In “Unaccompanied Cello Suite No. 4 in E-Flat Major, BWV 1010: IV. Sarabande,” I note consistencies with “Concerto,” not to mention the other two poems in the sequence, such as the nameless men and women who populate them. These poems mostly resist a clear narrative beyond movements and associations with the music, but I do connect “one of the old men [who] comes to dance” in the cello suite with the men who are missing from the night in the Vivaldi poem. I’m curious about this poem’s reference to Carolina, who “studied no violin and made no heirs,” thinking she might be one of Johann Sebastian Bach’s many children. The Johanna Carolina Bach I find on the internet certainly fits that description.

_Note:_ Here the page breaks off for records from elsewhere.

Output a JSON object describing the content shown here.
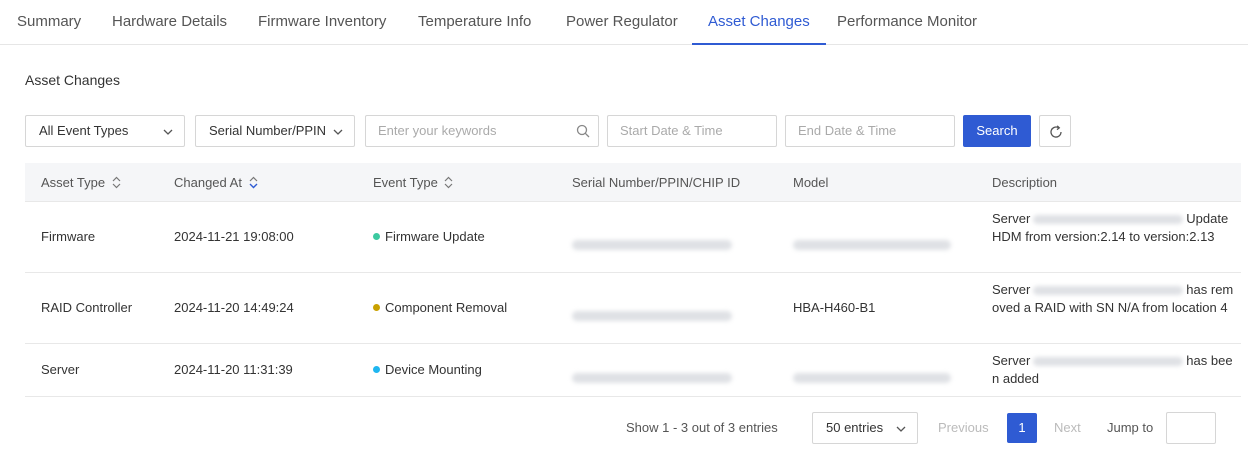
{
  "tabs": [
    {
      "label": "Summary"
    },
    {
      "label": "Hardware Details"
    },
    {
      "label": "Firmware Inventory"
    },
    {
      "label": "Temperature Info"
    },
    {
      "label": "Power Regulator"
    },
    {
      "label": "Asset Changes",
      "active": true
    },
    {
      "label": "Performance Monitor"
    }
  ],
  "section_title": "Asset Changes",
  "filters": {
    "event_type": "All Event Types",
    "id_type": "Serial Number/PPIN",
    "keyword_placeholder": "Enter your keywords",
    "start_placeholder": "Start Date & Time",
    "end_placeholder": "End Date & Time",
    "search_label": "Search"
  },
  "table": {
    "headers": {
      "asset_type": "Asset Type",
      "changed_at": "Changed At",
      "event_type": "Event Type",
      "serial": "Serial Number/PPIN/CHIP ID",
      "model": "Model",
      "description": "Description"
    },
    "rows": [
      {
        "asset_type": "Firmware",
        "changed_at": "2024-11-21 19:08:00",
        "event_type": "Firmware Update",
        "event_color": "#3cc9a0",
        "model": "",
        "desc_prefix": "Server",
        "desc_suffix": "Update HDM from version:2.14 to version:2.13"
      },
      {
        "asset_type": "RAID Controller",
        "changed_at": "2024-11-20 14:49:24",
        "event_type": "Component Removal",
        "event_color": "#c9a100",
        "model": "HBA-H460-B1",
        "desc_prefix": "Server",
        "desc_suffix": "has removed a RAID with SN N/A from location 4"
      },
      {
        "asset_type": "Server",
        "changed_at": "2024-11-20 11:31:39",
        "event_type": "Device Mounting",
        "event_color": "#1fb6f0",
        "model": "",
        "desc_prefix": "Server",
        "desc_suffix": "has been added"
      }
    ]
  },
  "pagination": {
    "summary": "Show 1 - 3 out of 3 entries",
    "page_size": "50 entries",
    "previous": "Previous",
    "current_page": "1",
    "next": "Next",
    "jump_to": "Jump to"
  },
  "colors": {
    "accent": "#2f5bd3",
    "header_bg": "#f5f6f8"
  }
}
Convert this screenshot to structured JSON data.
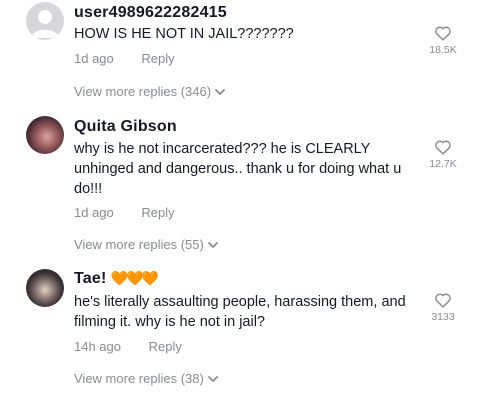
{
  "comments": [
    {
      "username": "user4989622282415",
      "badges": "",
      "text": "HOW IS HE NOT IN JAIL???????",
      "time": "1d ago",
      "reply_label": "Reply",
      "likes": "18.5K",
      "view_replies": "View more replies (346)"
    },
    {
      "username": "Quita Gibson",
      "badges": "",
      "text": "why is he not incarcerated??? he is CLEARLY unhinged and dangerous.. thank u for doing what u do!!!",
      "time": "1d ago",
      "reply_label": "Reply",
      "likes": "12.7K",
      "view_replies": "View more replies (55)"
    },
    {
      "username": "Tae!",
      "badges": "🧡🧡🧡",
      "text": "he's literally assaulting people, harassing them, and filming it. why is he not in jail?",
      "time": "14h ago",
      "reply_label": "Reply",
      "likes": "3133",
      "view_replies": "View more replies (38)"
    }
  ],
  "colors": {
    "text": "#161823",
    "muted": "#8a8b91",
    "badge": "#ff8a00"
  },
  "icons": {
    "like": "heart-outline-icon",
    "expand": "chevron-down-icon"
  }
}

Rather than decode every reference in the poem, however, I’m eager to experience the musicality of it, to listen to the opening, and see how it squares with the poem’s first line: “The tension is in drag. the rug of hot winter rain. the droll swish tires.” In the Yo-Yo Ma rendition, to my (highly untrained) ear, there is some drag, a slow unfolding in the opening of the suite, and something perhaps describable as swishing tires. It strikes me quickly, however, that the more obvious ekphrastic or harmelorhythmopoetic elements here might be tonal instead of simply descriptive, narrative, or image-based. The trilling flourishes near the beginning give me a sense of the “rushing women, honking cab,” if not the actual sounds of them. I note a dirge-like quality that could be “the dog hushed,” and I wonder if the more familiar elements, such as a brief interlude of musical scales and a comforting, resolved ending, project a kind of ease and maybe even arrogance along the lines of what the poem alludes to in its closing: “The silk ribbon bobbing. The arrogant breed.” I can only imagine that a firmer grasp on classical music would bring greater depth to what I understand here.

One of my favorite aspects of writing an ekphrastic poem is the myriad approaches one can take toward a piece of art, and these two poems from harris demonstrate just some of that variation. To my mind, the concerto is a descriptive imitation of the song’s experience, the suite more evocative of tone and feeling. I imagine other listener-readers will have different interpretations based on their own associations and knowledge, another part of what makes ekphrasis, known to me henceforth as Park Hong’s and Mackey’s coinage harmelorhythmopoeia, so rich.